The extension and refurbishment of the eighteenth-century Holburne Museum of Art in Bath is a fine example of contemporary design within a Grade I listed setting. In transforming the museum, the project increases space for major exhibitions while doubling teaching capacity.
Bath’s Holburne Museum is a Grade I listed building within a Conservation Area and UNESCO World Heritage Site. The Great Western Railway cuts through Sydney Gardens (Grade II Listed) behind the museum.
The museum was founded to display the art collection of Sir William Holburne, a naval officer who grew up in Bath. It is housed in what was the Sydney Hotel, created as the centre of an 18th-century pleasure garden in Bath.
To ensure the ongoing viability of the museum, improvements have been made to the building fabric, servicing, access and in the provision of additional spaces to reflect modern museum uses. These improvements are to ensure that the collection is kept in a stable museum environment; that there is increased and improved space allowing for more of the collection to be displayed; that visitor amenities are of a high standard; that opportunities for learning and research potential are realised and; that conservation and storage of the collection is guaranteed.
All areas are designed to allow full access. In addition, a new garden café opens onto the park in which the museum sits.
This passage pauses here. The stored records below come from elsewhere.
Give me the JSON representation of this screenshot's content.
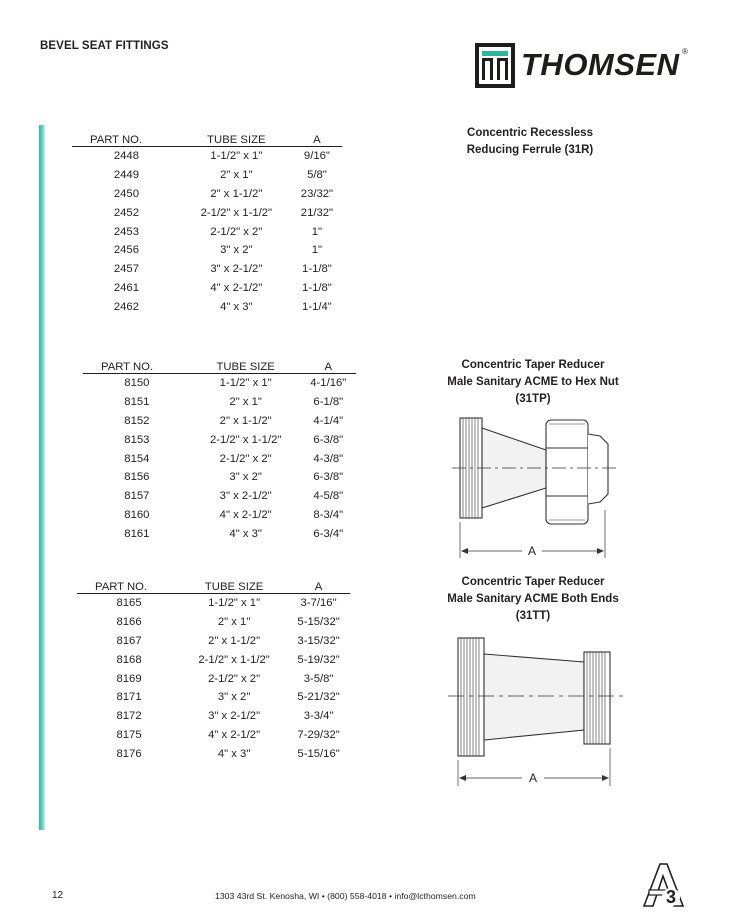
{
  "header": {
    "title": "BEVEL SEAT FITTINGS"
  },
  "logo": {
    "text": "THOMSEN",
    "reg": "®"
  },
  "table1": {
    "headers": [
      "PART NO.",
      "TUBE SIZE",
      "A"
    ],
    "rows": [
      [
        "2448",
        "1-1/2\" x 1\"",
        "9/16\""
      ],
      [
        "2449",
        "2\" x 1\"",
        "5/8\""
      ],
      [
        "2450",
        "2\" x 1-1/2\"",
        "23/32\""
      ],
      [
        "2452",
        "2-1/2\" x 1-1/2\"",
        "21/32\""
      ],
      [
        "2453",
        "2-1/2\" x 2\"",
        "1\""
      ],
      [
        "2456",
        "3\" x 2\"",
        "1\""
      ],
      [
        "2457",
        "3\" x 2-1/2\"",
        "1-1/8\""
      ],
      [
        "2461",
        "4\" x 2-1/2\"",
        "1-1/8\""
      ],
      [
        "2462",
        "4\" x 3\"",
        "1-1/4\""
      ]
    ]
  },
  "table2": {
    "headers": [
      "PART NO.",
      "TUBE SIZE",
      "A"
    ],
    "rows": [
      [
        "8150",
        "1-1/2\" x 1\"",
        "4-1/16\""
      ],
      [
        "8151",
        "2\" x 1\"",
        "6-1/8\""
      ],
      [
        "8152",
        "2\" x 1-1/2\"",
        "4-1/4\""
      ],
      [
        "8153",
        "2-1/2\" x 1-1/2\"",
        "6-3/8\""
      ],
      [
        "8154",
        "2-1/2\" x 2\"",
        "4-3/8\""
      ],
      [
        "8156",
        "3\" x 2\"",
        "6-3/8\""
      ],
      [
        "8157",
        "3\" x 2-1/2\"",
        "4-5/8\""
      ],
      [
        "8160",
        "4\" x 2-1/2\"",
        "8-3/4\""
      ],
      [
        "8161",
        "4\" x 3\"",
        "6-3/4\""
      ]
    ]
  },
  "table3": {
    "headers": [
      "PART NO.",
      "TUBE SIZE",
      "A"
    ],
    "rows": [
      [
        "8165",
        "1-1/2\" x 1\"",
        "3-7/16\""
      ],
      [
        "8166",
        "2\" x 1\"",
        "5-15/32\""
      ],
      [
        "8167",
        "2\" x 1-1/2\"",
        "3-15/32\""
      ],
      [
        "8168",
        "2-1/2\" x 1-1/2\"",
        "5-19/32\""
      ],
      [
        "8169",
        "2-1/2\" x 2\"",
        "3-5/8\""
      ],
      [
        "8171",
        "3\" x 2\"",
        "5-21/32\""
      ],
      [
        "8172",
        "3\" x 2-1/2\"",
        "3-3/4\""
      ],
      [
        "8175",
        "4\" x 2-1/2\"",
        "7-29/32\""
      ],
      [
        "8176",
        "4\" x 3\"",
        "5-15/16\""
      ]
    ]
  },
  "captions": {
    "c1": [
      "Concentric Recessless",
      "Reducing Ferrule (31R)"
    ],
    "c2": [
      "Concentric Taper Reducer",
      "Male Sanitary ACME to Hex Nut",
      "(31TP)"
    ],
    "c3": [
      "Concentric Taper Reducer",
      "Male Sanitary ACME Both Ends",
      "(31TT)"
    ]
  },
  "diagrams": {
    "dimension_label": "A"
  },
  "footer": {
    "page_number": "12",
    "address": "1303 43rd St. Kenosha, WI • (800) 558-4018 • info@lcthomsen.com",
    "badge": "3"
  }
}
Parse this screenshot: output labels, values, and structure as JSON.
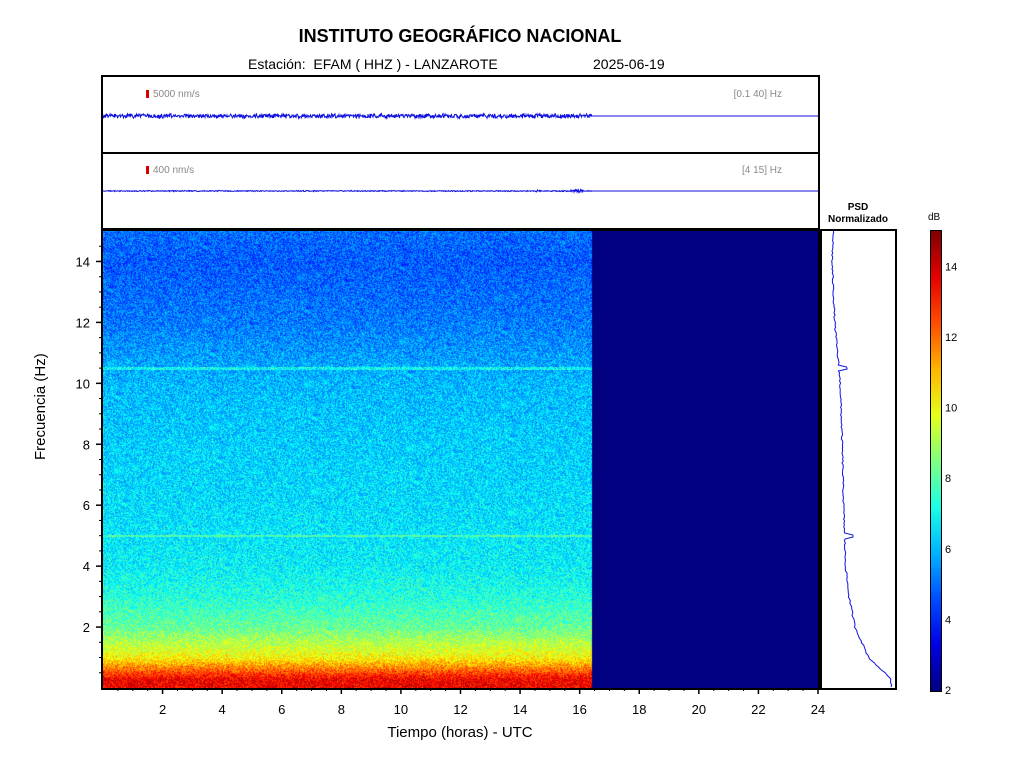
{
  "header": {
    "title": "INSTITUTO GEOGRÁFICO NACIONAL",
    "station": "Estación:  EFAM ( HHZ ) - LANZAROTE",
    "date": "2025-06-19"
  },
  "traces": [
    {
      "amplitude_label": "5000 nm/s",
      "band_label": "[0.1 40] Hz",
      "data_end_hour": 16.4
    },
    {
      "amplitude_label": "400 nm/s",
      "band_label": "[4 15] Hz",
      "data_end_hour": 16.4
    }
  ],
  "psd": {
    "title_line1": "PSD",
    "title_line2": "Normalizado"
  },
  "colorbar": {
    "label": "dB",
    "min": 2,
    "max": 15,
    "ticks": [
      2,
      4,
      6,
      8,
      10,
      12,
      14
    ]
  },
  "chart_data": {
    "type": "heatmap",
    "xlabel": "Tiempo (horas) - UTC",
    "ylabel": "Frecuencia  (Hz)",
    "xlim": [
      0,
      24
    ],
    "ylim": [
      0,
      15
    ],
    "x_ticks": [
      2,
      4,
      6,
      8,
      10,
      12,
      14,
      16,
      18,
      20,
      22,
      24
    ],
    "y_ticks": [
      2,
      4,
      6,
      8,
      10,
      12,
      14
    ],
    "data_end_hour": 16.4,
    "spectral_lines_hz": [
      5.0,
      10.5
    ],
    "frequency_profile": [
      {
        "hz": 0.3,
        "db": 13.5
      },
      {
        "hz": 1,
        "db": 10.2
      },
      {
        "hz": 2,
        "db": 8.2
      },
      {
        "hz": 3,
        "db": 7.3
      },
      {
        "hz": 4,
        "db": 6.8
      },
      {
        "hz": 6,
        "db": 6.5
      },
      {
        "hz": 8,
        "db": 6.3
      },
      {
        "hz": 10,
        "db": 6.0
      },
      {
        "hz": 12,
        "db": 5.2
      },
      {
        "hz": 14,
        "db": 4.8
      },
      {
        "hz": 15,
        "db": 5.0
      }
    ],
    "background_db": 2
  }
}
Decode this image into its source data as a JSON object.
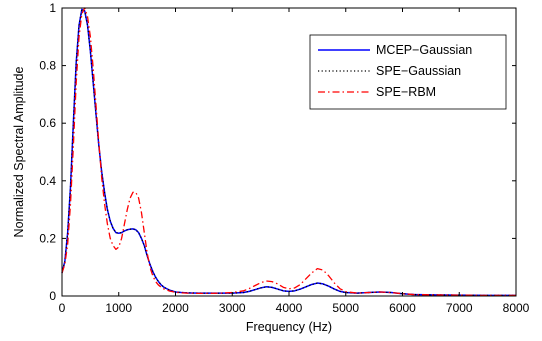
{
  "chart_data": {
    "type": "line",
    "title": "",
    "xlabel": "Frequency (Hz)",
    "ylabel": "Normalized Spectral Amplitude",
    "xlim": [
      0,
      8000
    ],
    "ylim": [
      0,
      1
    ],
    "x_ticks": [
      "0",
      "1000",
      "2000",
      "3000",
      "4000",
      "5000",
      "6000",
      "7000",
      "8000"
    ],
    "y_ticks": [
      "0",
      "0.2",
      "0.4",
      "0.6",
      "0.8",
      "1"
    ],
    "grid": false,
    "legend_position": "top-right",
    "series": [
      {
        "name": "MCEP−Gaussian",
        "color": "#0000ff",
        "style": "solid",
        "x": [
          0,
          50,
          100,
          150,
          200,
          250,
          300,
          350,
          400,
          450,
          500,
          550,
          600,
          650,
          700,
          750,
          800,
          850,
          900,
          950,
          1000,
          1050,
          1100,
          1150,
          1200,
          1250,
          1300,
          1350,
          1400,
          1450,
          1500,
          1550,
          1600,
          1650,
          1700,
          1750,
          1800,
          1900,
          2000,
          2100,
          2200,
          2400,
          2600,
          2800,
          3000,
          3200,
          3300,
          3400,
          3500,
          3600,
          3700,
          3800,
          3900,
          4000,
          4100,
          4200,
          4300,
          4400,
          4500,
          4600,
          4700,
          4800,
          4900,
          5000,
          5200,
          5400,
          5600,
          5800,
          6000,
          6200,
          6500,
          7000,
          7500,
          8000
        ],
        "y": [
          0.08,
          0.12,
          0.22,
          0.38,
          0.6,
          0.81,
          0.94,
          0.995,
          0.99,
          0.94,
          0.85,
          0.74,
          0.63,
          0.52,
          0.43,
          0.36,
          0.3,
          0.26,
          0.235,
          0.22,
          0.218,
          0.22,
          0.226,
          0.23,
          0.232,
          0.233,
          0.23,
          0.22,
          0.2,
          0.175,
          0.14,
          0.11,
          0.085,
          0.065,
          0.05,
          0.038,
          0.03,
          0.02,
          0.014,
          0.012,
          0.011,
          0.01,
          0.01,
          0.01,
          0.01,
          0.012,
          0.016,
          0.022,
          0.028,
          0.032,
          0.03,
          0.024,
          0.018,
          0.016,
          0.018,
          0.024,
          0.032,
          0.04,
          0.045,
          0.042,
          0.034,
          0.024,
          0.016,
          0.012,
          0.01,
          0.012,
          0.014,
          0.012,
          0.008,
          0.005,
          0.004,
          0.003,
          0.002,
          0.002
        ]
      },
      {
        "name": "SPE−Gaussian",
        "color": "#000000",
        "style": "dotted",
        "x": [
          0,
          50,
          100,
          150,
          200,
          250,
          300,
          350,
          400,
          450,
          500,
          550,
          600,
          650,
          700,
          750,
          800,
          850,
          900,
          950,
          1000,
          1050,
          1100,
          1150,
          1200,
          1250,
          1300,
          1350,
          1400,
          1450,
          1500,
          1550,
          1600,
          1650,
          1700,
          1750,
          1800,
          1900,
          2000,
          2100,
          2200,
          2400,
          2600,
          2800,
          3000,
          3200,
          3300,
          3400,
          3500,
          3600,
          3700,
          3800,
          3900,
          4000,
          4100,
          4200,
          4300,
          4400,
          4500,
          4600,
          4700,
          4800,
          4900,
          5000,
          5200,
          5400,
          5600,
          5800,
          6000,
          6200,
          6500,
          7000,
          7500,
          8000
        ],
        "y": [
          0.08,
          0.12,
          0.22,
          0.38,
          0.6,
          0.81,
          0.94,
          0.995,
          0.99,
          0.94,
          0.85,
          0.74,
          0.63,
          0.52,
          0.43,
          0.36,
          0.3,
          0.26,
          0.235,
          0.22,
          0.218,
          0.22,
          0.226,
          0.23,
          0.232,
          0.233,
          0.23,
          0.22,
          0.2,
          0.175,
          0.14,
          0.11,
          0.085,
          0.065,
          0.05,
          0.038,
          0.03,
          0.02,
          0.014,
          0.012,
          0.011,
          0.01,
          0.01,
          0.01,
          0.01,
          0.012,
          0.016,
          0.022,
          0.028,
          0.032,
          0.03,
          0.024,
          0.018,
          0.016,
          0.018,
          0.024,
          0.032,
          0.04,
          0.045,
          0.042,
          0.034,
          0.024,
          0.016,
          0.012,
          0.01,
          0.012,
          0.014,
          0.012,
          0.008,
          0.005,
          0.004,
          0.003,
          0.002,
          0.002
        ]
      },
      {
        "name": "SPE−RBM",
        "color": "#ff0000",
        "style": "dashdot",
        "x": [
          0,
          50,
          100,
          150,
          200,
          250,
          300,
          350,
          400,
          450,
          500,
          550,
          600,
          650,
          700,
          750,
          800,
          850,
          900,
          950,
          1000,
          1050,
          1100,
          1150,
          1200,
          1250,
          1300,
          1350,
          1400,
          1450,
          1500,
          1550,
          1600,
          1650,
          1700,
          1750,
          1800,
          1900,
          2000,
          2100,
          2200,
          2400,
          2600,
          2800,
          3000,
          3200,
          3300,
          3400,
          3500,
          3600,
          3700,
          3800,
          3900,
          4000,
          4100,
          4200,
          4300,
          4400,
          4500,
          4600,
          4700,
          4800,
          4900,
          5000,
          5200,
          5400,
          5600,
          5800,
          6000,
          6200,
          6500,
          7000,
          7500,
          8000
        ],
        "y": [
          0.08,
          0.11,
          0.18,
          0.32,
          0.52,
          0.74,
          0.9,
          0.98,
          1.0,
          0.97,
          0.9,
          0.79,
          0.66,
          0.53,
          0.41,
          0.32,
          0.25,
          0.2,
          0.175,
          0.162,
          0.17,
          0.2,
          0.25,
          0.3,
          0.34,
          0.36,
          0.36,
          0.34,
          0.29,
          0.22,
          0.15,
          0.1,
          0.07,
          0.05,
          0.038,
          0.03,
          0.024,
          0.017,
          0.013,
          0.011,
          0.01,
          0.009,
          0.009,
          0.01,
          0.012,
          0.018,
          0.026,
          0.036,
          0.046,
          0.052,
          0.05,
          0.042,
          0.03,
          0.025,
          0.028,
          0.04,
          0.06,
          0.08,
          0.095,
          0.09,
          0.07,
          0.045,
          0.025,
          0.015,
          0.01,
          0.012,
          0.014,
          0.012,
          0.008,
          0.005,
          0.004,
          0.003,
          0.002,
          0.002
        ]
      }
    ]
  }
}
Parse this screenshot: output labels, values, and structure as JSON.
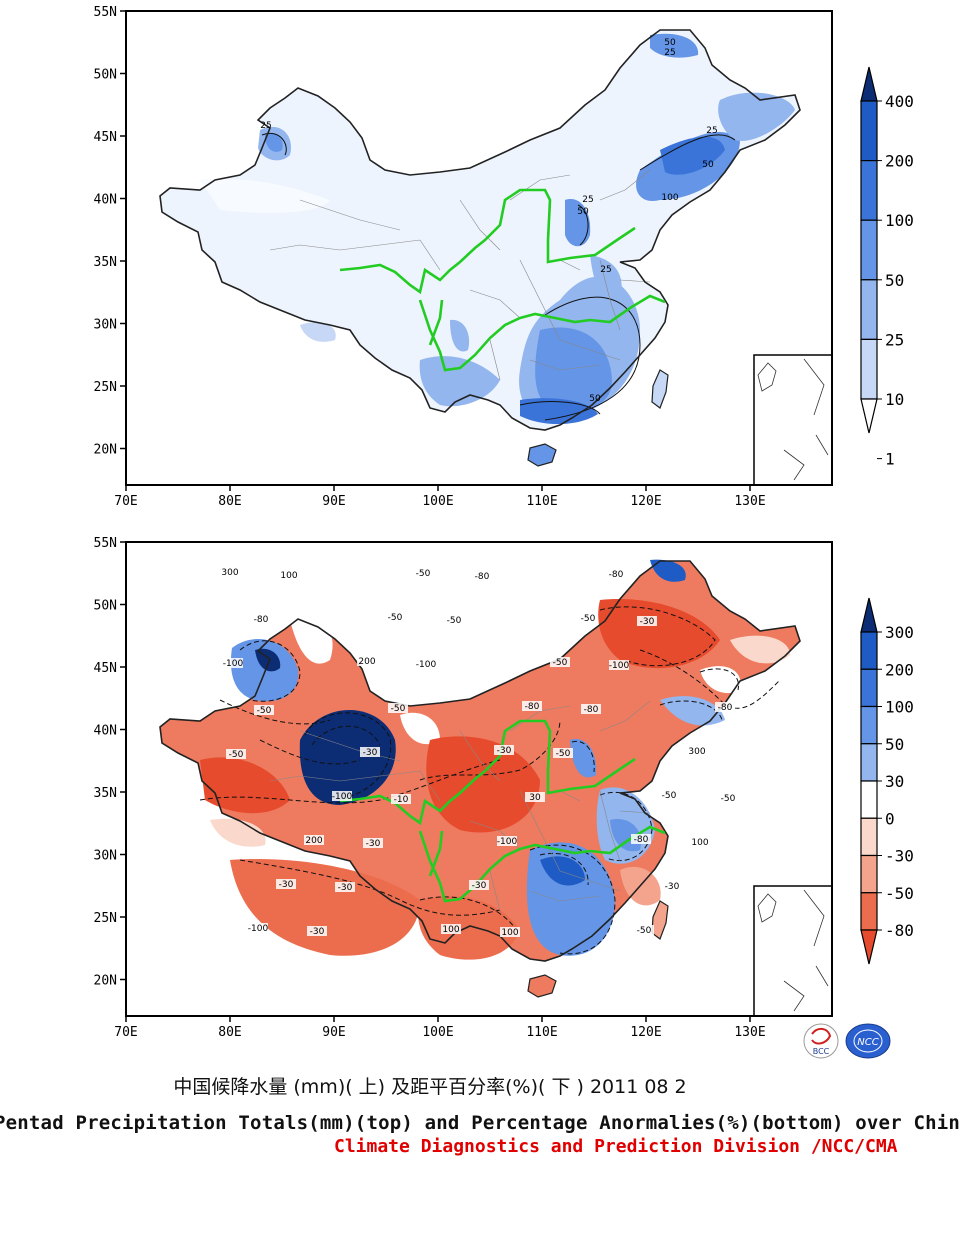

The basement archive stores include upflow close control units. These units are located in the storage areas adjacent to the rooms themselves. These are fed from the chilled water and LTHW systems. The second floor galleries, both new and existing, are served by packaged water cooled close control units fed from the chilled water and LTHW systems. The LTHW system is comprised of two gasfired boilers, a pressurisation set, pumps, dosing pot, header and a reticulated pipework system, either steel or copper, that serves radiators, trench heaters, air handling unit heating coils, and air conditioning units in the existing building and new extension.